Every year around the holidays, our non-Jewish friends and coworkers start asking a lot of questions about Hanukkah. For the most part, people know at least a little bit about our eight crazy nights, but may not really know the basics. In an effort to share in our festivities (that start tonight at sundown) we came up with 10 basic facts about Hanukkah that we think you should know for your Jewish coworkers and buddies.
1. The date of Hanukkah changes every year because it goes by the Hebrew calendar. This year on the Hebrew calendar is 5774. The next time Thanksgiving and the first day of Hanukkah will be on the same day is in 79,811 years.
2. Hanukkah starts at sundown tonight, and will go for eight days.
3. Hanukkah is known as “The Festival of Lights” and was not originally a gift-giving holiday. In modern times it has become one because it has been celebrated around Christmas.
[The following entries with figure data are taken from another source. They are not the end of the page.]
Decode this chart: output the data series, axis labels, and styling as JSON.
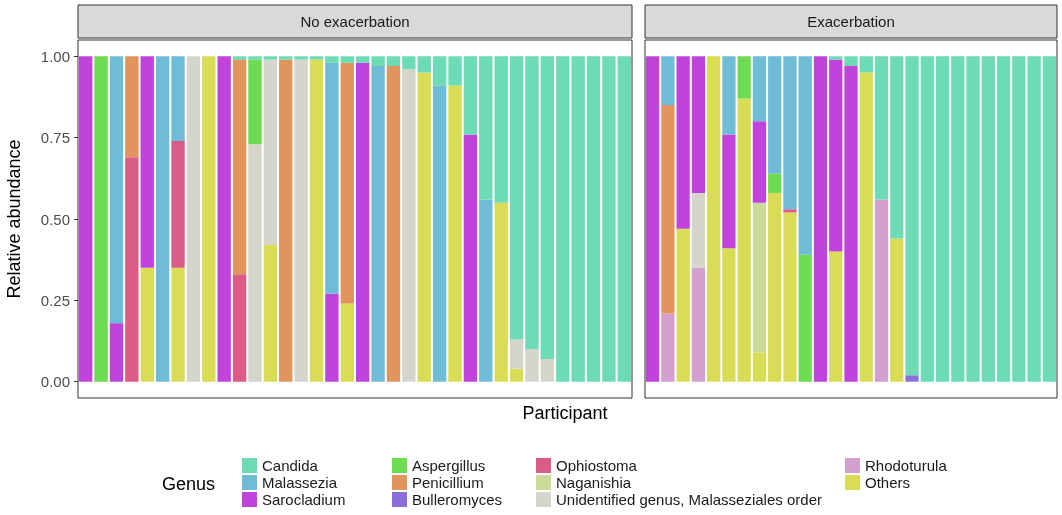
{
  "chart_data": [
    {
      "type": "bar",
      "title": "No exacerbation",
      "xlabel": "Participant",
      "ylabel": "Relative abundance",
      "stacked": true,
      "legend": "bottom",
      "grid": false,
      "tick_labels": "y",
      "ylim": [
        -0.05,
        1.05
      ],
      "yticks": [
        {
          "value": 0,
          "label": "0.00"
        },
        {
          "value": 0.25,
          "label": "0.25"
        },
        {
          "value": 0.5,
          "label": "0.50"
        },
        {
          "value": 0.75,
          "label": "0.75"
        },
        {
          "value": 1,
          "label": "1.00"
        }
      ],
      "categories": [
        null,
        null,
        null,
        null,
        null,
        null,
        null,
        null,
        null,
        null,
        null,
        null,
        null,
        null,
        null,
        null,
        null,
        null,
        null,
        null,
        null,
        null,
        null,
        null,
        null,
        null,
        null,
        null,
        null,
        null,
        null,
        null,
        null,
        null,
        null,
        null
      ],
      "series": [
        {
          "name": "Others",
          "color": "#d9dd55",
          "values": [
            null,
            null,
            null,
            null,
            0.35,
            null,
            0.35,
            null,
            1,
            null,
            null,
            null,
            0.42,
            null,
            null,
            0.99,
            null,
            0.24,
            null,
            null,
            null,
            null,
            0.95,
            null,
            0.91,
            null,
            null,
            0.55,
            0.04,
            null,
            null,
            null,
            null,
            null,
            null,
            null
          ]
        },
        {
          "name": "Unidentified genus, Malasseziales order",
          "color": "#d5d5cc",
          "values": [
            null,
            null,
            null,
            null,
            null,
            null,
            null,
            1,
            null,
            null,
            null,
            0.73,
            0.57,
            null,
            0.99,
            null,
            null,
            null,
            null,
            null,
            null,
            0.96,
            null,
            null,
            null,
            null,
            null,
            null,
            0.09,
            0.1,
            0.07,
            null,
            null,
            null,
            null,
            null
          ]
        },
        {
          "name": "Ophiostoma",
          "color": "#db5c85",
          "values": [
            null,
            null,
            null,
            0.69,
            null,
            null,
            0.39,
            null,
            null,
            null,
            0.33,
            null,
            null,
            null,
            null,
            null,
            null,
            null,
            null,
            null,
            null,
            null,
            null,
            null,
            null,
            null,
            null,
            null,
            null,
            null,
            null,
            null,
            null,
            null,
            null,
            null
          ]
        },
        {
          "name": "Penicillium",
          "color": "#e0955c",
          "values": [
            null,
            null,
            null,
            0.31,
            null,
            null,
            null,
            null,
            null,
            null,
            0.66,
            null,
            null,
            0.99,
            null,
            null,
            null,
            0.74,
            null,
            null,
            0.97,
            null,
            null,
            null,
            null,
            null,
            null,
            null,
            null,
            null,
            null,
            null,
            null,
            null,
            null,
            null
          ]
        },
        {
          "name": "Aspergillus",
          "color": "#6ddc53",
          "values": [
            null,
            1,
            null,
            null,
            null,
            null,
            null,
            null,
            null,
            null,
            null,
            0.26,
            null,
            null,
            null,
            null,
            null,
            null,
            null,
            null,
            null,
            null,
            null,
            null,
            null,
            null,
            null,
            null,
            null,
            null,
            null,
            null,
            null,
            null,
            null,
            null
          ]
        },
        {
          "name": "Sarocladium",
          "color": "#c044dc",
          "values": [
            1,
            null,
            0.18,
            null,
            0.65,
            null,
            null,
            null,
            null,
            1,
            null,
            null,
            null,
            null,
            null,
            null,
            0.27,
            null,
            0.98,
            null,
            null,
            null,
            null,
            null,
            null,
            0.76,
            null,
            null,
            null,
            null,
            null,
            null,
            null,
            null,
            null,
            null
          ]
        },
        {
          "name": "Malassezia",
          "color": "#6fbcd6",
          "values": [
            null,
            null,
            0.82,
            null,
            null,
            1,
            0.26,
            null,
            null,
            null,
            null,
            null,
            null,
            null,
            null,
            null,
            0.71,
            null,
            null,
            0.97,
            null,
            null,
            null,
            0.91,
            null,
            null,
            0.56,
            null,
            null,
            null,
            null,
            null,
            null,
            null,
            null,
            null
          ]
        },
        {
          "name": "Candida",
          "color": "#6ddcb4",
          "values": [
            null,
            null,
            null,
            null,
            null,
            null,
            null,
            null,
            null,
            null,
            0.01,
            0.01,
            0.01,
            0.01,
            0.01,
            0.01,
            0.02,
            0.02,
            0.02,
            0.03,
            0.03,
            0.04,
            0.05,
            0.09,
            0.09,
            0.24,
            0.44,
            0.45,
            0.87,
            0.9,
            0.93,
            1,
            1,
            1,
            1,
            1
          ]
        }
      ]
    },
    {
      "type": "bar",
      "title": "Exacerbation",
      "stacked": true,
      "legend": "bottom",
      "legend_title": "Genus",
      "grid": false,
      "tick_labels": false,
      "ylim": [
        -0.05,
        1.05
      ],
      "categories": [
        null,
        null,
        null,
        null,
        null,
        null,
        null,
        null,
        null,
        null,
        null,
        null,
        null,
        null,
        null,
        null,
        null,
        null,
        null,
        null,
        null,
        null,
        null,
        null,
        null,
        null,
        null
      ],
      "series": [
        {
          "name": "Others",
          "color": "#d9dd55",
          "values": [
            null,
            null,
            0.47,
            null,
            1,
            0.41,
            0.87,
            0.09,
            0.58,
            0.52,
            null,
            null,
            0.4,
            null,
            0.95,
            null,
            0.44,
            null,
            null,
            null,
            null,
            null,
            null,
            null,
            null,
            null,
            null
          ]
        },
        {
          "name": "Rhodoturula",
          "color": "#d39fcf",
          "values": [
            null,
            0.21,
            null,
            0.35,
            null,
            null,
            null,
            null,
            null,
            null,
            null,
            null,
            null,
            null,
            null,
            0.56,
            null,
            null,
            null,
            null,
            null,
            null,
            null,
            null,
            null,
            null,
            null
          ]
        },
        {
          "name": "Unidentified genus, Malasseziales order",
          "color": "#d5d5cc",
          "values": [
            null,
            null,
            null,
            0.23,
            null,
            null,
            null,
            null,
            null,
            null,
            null,
            null,
            null,
            null,
            null,
            null,
            null,
            null,
            null,
            null,
            null,
            null,
            null,
            null,
            null,
            null,
            null
          ]
        },
        {
          "name": "Naganishia",
          "color": "#ccdb9a",
          "values": [
            null,
            null,
            null,
            null,
            null,
            null,
            null,
            0.46,
            null,
            null,
            null,
            null,
            null,
            null,
            null,
            null,
            null,
            null,
            null,
            null,
            null,
            null,
            null,
            null,
            null,
            null,
            null
          ]
        },
        {
          "name": "Ophiostoma",
          "color": "#db5c85",
          "values": [
            null,
            null,
            null,
            null,
            null,
            null,
            null,
            null,
            null,
            0.01,
            null,
            null,
            null,
            null,
            null,
            null,
            null,
            null,
            null,
            null,
            null,
            null,
            null,
            null,
            null,
            null,
            null
          ]
        },
        {
          "name": "Bulleromyces",
          "color": "#8a6fd9",
          "values": [
            null,
            null,
            null,
            null,
            null,
            null,
            null,
            null,
            null,
            null,
            null,
            null,
            null,
            null,
            null,
            null,
            null,
            0.02,
            null,
            null,
            null,
            null,
            null,
            null,
            null,
            null,
            null
          ]
        },
        {
          "name": "Penicillium",
          "color": "#e0955c",
          "values": [
            null,
            0.64,
            null,
            null,
            null,
            null,
            null,
            null,
            null,
            null,
            null,
            null,
            null,
            null,
            null,
            null,
            null,
            null,
            null,
            null,
            null,
            null,
            null,
            null,
            null,
            null,
            null
          ]
        },
        {
          "name": "Aspergillus",
          "color": "#6ddc53",
          "values": [
            null,
            null,
            null,
            null,
            null,
            null,
            0.13,
            null,
            0.06,
            null,
            0.39,
            null,
            null,
            null,
            null,
            null,
            null,
            null,
            null,
            null,
            null,
            null,
            null,
            null,
            null,
            null,
            null
          ]
        },
        {
          "name": "Sarocladium",
          "color": "#c044dc",
          "values": [
            1,
            null,
            0.53,
            0.42,
            null,
            0.35,
            null,
            0.25,
            null,
            null,
            null,
            1,
            0.59,
            0.97,
            null,
            null,
            null,
            null,
            null,
            null,
            null,
            null,
            null,
            null,
            null,
            null,
            null
          ]
        },
        {
          "name": "Malassezia",
          "color": "#6fbcd6",
          "values": [
            null,
            0.15,
            null,
            null,
            null,
            0.24,
            null,
            0.2,
            0.36,
            0.47,
            0.61,
            null,
            null,
            null,
            null,
            null,
            null,
            null,
            null,
            null,
            null,
            null,
            null,
            null,
            null,
            null,
            null
          ]
        },
        {
          "name": "Candida",
          "color": "#6ddcb4",
          "values": [
            null,
            null,
            null,
            null,
            null,
            null,
            null,
            null,
            null,
            null,
            null,
            null,
            0.01,
            0.03,
            0.05,
            0.44,
            0.56,
            0.98,
            1,
            1,
            1,
            1,
            1,
            1,
            1,
            1,
            1
          ]
        }
      ]
    }
  ]
}
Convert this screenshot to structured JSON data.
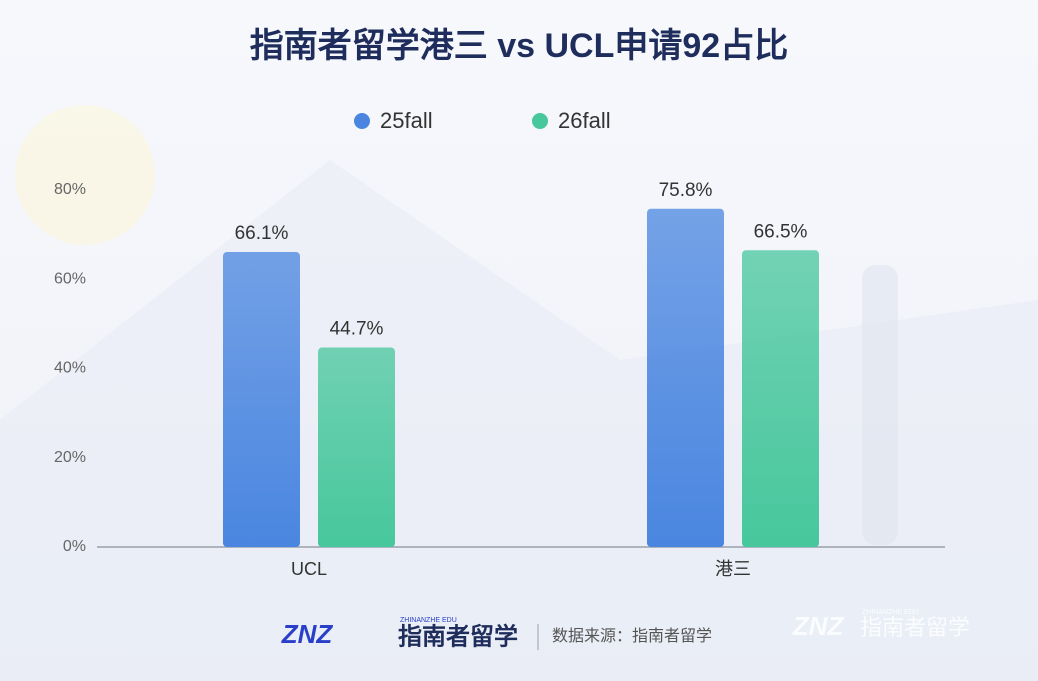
{
  "chart_data": {
    "type": "bar",
    "title": "指南者留学港三 vs UCL申请92占比",
    "categories": [
      "UCL",
      "港三"
    ],
    "series": [
      {
        "name": "25fall",
        "color": "#4a86e0",
        "values": [
          66.1,
          75.8
        ],
        "value_labels": [
          "66.1%",
          "75.8%"
        ]
      },
      {
        "name": "26fall",
        "color": "#47c79c",
        "values": [
          44.7,
          66.5
        ],
        "value_labels": [
          "44.7%",
          "66.5%"
        ]
      }
    ],
    "ylim": [
      0,
      80
    ],
    "yticks": [
      {
        "value": 0,
        "label": "0%"
      },
      {
        "value": 20,
        "label": "20%"
      },
      {
        "value": 40,
        "label": "40%"
      },
      {
        "value": 60,
        "label": "60%"
      },
      {
        "value": 80,
        "label": "80%"
      }
    ],
    "grid": false,
    "legend": "top"
  },
  "footer": {
    "logo_mark": "ZNZ",
    "logo_text": "指南者留学",
    "logo_subtext": "ZHINANZHE EDU",
    "source": "数据来源：指南者留学",
    "watermark_mark": "ZNZ",
    "watermark_text": "指南者留学",
    "watermark_subtext": "ZHINANZHE EDU"
  }
}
4. Presents are usually only bought for the children.
5. During Hanukkah there are usually smaller presents given each night, with the largest gift given on the eighth night.
6. Traditionally children play a game called Dreidel, which is a gambling game with a four-sided spinning top.
7. The reason why there are eight nights of Hanukkah is because when the holy temple in Jerusalem was destroyed, there was only enough oil for the Temple light to last one night — but it ended up lasting eight.
8. We typically eat latkes (potato pancakes) with sour cream or applesauce, and they are delicious.
9. The Menorah is traditionally lit from right to left, and each night you light another candle until all eight are lit on the eighth night.
10. Children typically exchange chocolate money; however, we will never turn a piece down if offered.
Happy Hanukkah and Thanksgiving from our families to yours!
This has been a public service announcement from Brightwing CMO David Chernow and Brightwing friend Ira Berkowitz.
November 27, 2013 at 12:19 pm /
Whoever was responsible for posting this information should take it globally. All of the religions should be represented as knowledge is attained. Knowledge eradicates fears, thus if everyone became educated, mistrust would be alleviated. I don’t work at your company but as a fellow human I am impressed. Happy Hanukkah!